Nell thanked Samantha, thanked both of them, for going to all this trouble.
“Trouble?” said Vernon. “Is there a woman alive who'd rather type than shop? She enjoyed doing it.”
Samantha stuck out her tongue. She enjoyed doing that, too.
The boxes open, Nell pulled out a white silk shirt, Calvin Klein jeans, a blue and brown Harris tweed jacket and a black velvet skirt. Nell pronounced them all beautiful. “I'll get dressed.”
“Good. We'll go to dinner.”
Samantha asked, “Where, Aubergine? Did you make a reservation?”
“No, but I've got the maître d' in a hedge fund that's making him enough money he can retire. He's thirty-one, so he's pleased.” To Nell he said, “Had you planned on overnight digs? You can stay with me. I've got three bedrooms and I'm your stepbrother.” He smiled.
“Oh, my,” said Samantha. “I can see a clever defense attorney mounting that as an argument against the possibility of sexual misconduct.” She said to Nell, “Listen, don't worry on that score. He's about as romantic as a rise in interest rates.”
“You'd know, would you?”
Samantha laughed, said good night and headed for the door. Vernon watched her go, smiling. She really was worth her weight in gold securities.
THIRTY-FIVE
V
ernon poured himself a finger of whiskey and went over to the mirror, waiting for Nell. In the time she'd been here, a gloomy afternoon had changed to an iridescent evening. The lights of streets and buildings and houses glittered; St. Paul's dome was bathed in moonlight, and he wondered, How could a day that started as woefully as this one end up the way it had?

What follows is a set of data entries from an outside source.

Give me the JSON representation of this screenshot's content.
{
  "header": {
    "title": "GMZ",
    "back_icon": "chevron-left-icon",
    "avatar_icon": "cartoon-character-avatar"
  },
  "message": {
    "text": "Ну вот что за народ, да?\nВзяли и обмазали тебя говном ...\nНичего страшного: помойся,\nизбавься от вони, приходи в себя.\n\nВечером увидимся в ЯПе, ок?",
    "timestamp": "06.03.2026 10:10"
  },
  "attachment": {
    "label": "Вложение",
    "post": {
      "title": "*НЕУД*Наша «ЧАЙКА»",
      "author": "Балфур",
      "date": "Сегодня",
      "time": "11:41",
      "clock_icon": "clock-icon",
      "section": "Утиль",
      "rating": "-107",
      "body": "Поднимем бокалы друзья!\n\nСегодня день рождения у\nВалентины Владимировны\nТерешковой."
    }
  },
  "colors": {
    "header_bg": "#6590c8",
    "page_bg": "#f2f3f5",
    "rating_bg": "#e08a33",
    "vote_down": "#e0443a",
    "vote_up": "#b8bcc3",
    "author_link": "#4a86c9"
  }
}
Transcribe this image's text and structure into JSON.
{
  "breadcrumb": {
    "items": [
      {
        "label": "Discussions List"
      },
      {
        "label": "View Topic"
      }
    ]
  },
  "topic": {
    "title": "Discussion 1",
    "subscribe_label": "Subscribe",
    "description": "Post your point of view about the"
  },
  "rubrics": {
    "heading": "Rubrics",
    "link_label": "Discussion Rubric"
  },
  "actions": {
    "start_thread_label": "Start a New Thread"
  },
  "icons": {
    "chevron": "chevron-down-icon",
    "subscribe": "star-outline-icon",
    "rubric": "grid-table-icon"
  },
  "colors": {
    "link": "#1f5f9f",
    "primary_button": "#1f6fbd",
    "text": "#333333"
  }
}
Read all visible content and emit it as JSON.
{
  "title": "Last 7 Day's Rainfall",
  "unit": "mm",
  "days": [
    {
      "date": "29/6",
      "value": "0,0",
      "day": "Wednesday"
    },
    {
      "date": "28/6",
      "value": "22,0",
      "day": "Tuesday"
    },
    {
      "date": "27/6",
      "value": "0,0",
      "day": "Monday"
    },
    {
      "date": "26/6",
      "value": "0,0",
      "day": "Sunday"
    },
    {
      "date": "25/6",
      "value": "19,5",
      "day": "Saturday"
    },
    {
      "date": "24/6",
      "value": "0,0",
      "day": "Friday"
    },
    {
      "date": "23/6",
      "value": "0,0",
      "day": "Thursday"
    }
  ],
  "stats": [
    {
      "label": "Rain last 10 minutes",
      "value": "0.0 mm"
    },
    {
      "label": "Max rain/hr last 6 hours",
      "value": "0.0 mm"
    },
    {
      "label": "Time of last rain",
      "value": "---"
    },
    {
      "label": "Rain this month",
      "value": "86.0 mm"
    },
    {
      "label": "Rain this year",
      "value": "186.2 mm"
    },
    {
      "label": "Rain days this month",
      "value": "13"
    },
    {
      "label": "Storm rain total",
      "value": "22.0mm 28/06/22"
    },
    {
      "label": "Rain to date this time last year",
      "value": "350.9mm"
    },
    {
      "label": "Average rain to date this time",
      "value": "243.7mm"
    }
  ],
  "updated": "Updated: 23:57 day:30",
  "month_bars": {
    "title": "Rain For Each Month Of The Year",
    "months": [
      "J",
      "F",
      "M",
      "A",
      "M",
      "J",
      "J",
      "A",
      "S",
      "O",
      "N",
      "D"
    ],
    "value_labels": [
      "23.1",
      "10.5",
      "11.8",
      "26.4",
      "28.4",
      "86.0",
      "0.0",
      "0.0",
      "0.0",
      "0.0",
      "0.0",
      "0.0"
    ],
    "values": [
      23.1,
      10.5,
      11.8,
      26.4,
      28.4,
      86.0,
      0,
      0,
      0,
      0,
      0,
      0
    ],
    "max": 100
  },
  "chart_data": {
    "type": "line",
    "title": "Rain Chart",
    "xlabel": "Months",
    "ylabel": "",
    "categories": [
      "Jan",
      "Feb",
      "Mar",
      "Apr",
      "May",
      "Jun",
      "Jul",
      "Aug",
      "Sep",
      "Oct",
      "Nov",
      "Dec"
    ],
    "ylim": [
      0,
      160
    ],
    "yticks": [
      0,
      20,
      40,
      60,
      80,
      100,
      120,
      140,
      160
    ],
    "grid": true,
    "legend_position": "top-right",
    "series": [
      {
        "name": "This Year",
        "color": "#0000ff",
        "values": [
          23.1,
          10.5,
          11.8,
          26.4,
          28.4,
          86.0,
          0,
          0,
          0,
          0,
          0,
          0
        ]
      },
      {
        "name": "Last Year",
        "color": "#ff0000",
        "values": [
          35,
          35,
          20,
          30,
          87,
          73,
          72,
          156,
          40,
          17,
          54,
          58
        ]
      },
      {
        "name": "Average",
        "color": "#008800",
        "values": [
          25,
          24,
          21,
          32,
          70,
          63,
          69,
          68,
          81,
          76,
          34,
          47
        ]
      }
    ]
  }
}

“Everything fits,” said Nell behind him, adjusting items that needed none, buttoning a button on the Harris tweed jacket and then unbuttoning it, the same with the white silk blouse. “Even the shoes.” She held up a foot. She smiled. Actually, she beamed.
To Vernon she looked not only happy but also gorgeous. “Perfect” was all he said.
“I'll bet this is a good restaurant.”
“Would I take you anywhere else?”
“No. But there's probably a dress code.” She looked unsophisticated and uncertain.
“They always hand me a tie at the door. Listen, if the cut of that coat can't get you in, we don't want to go. Come on.”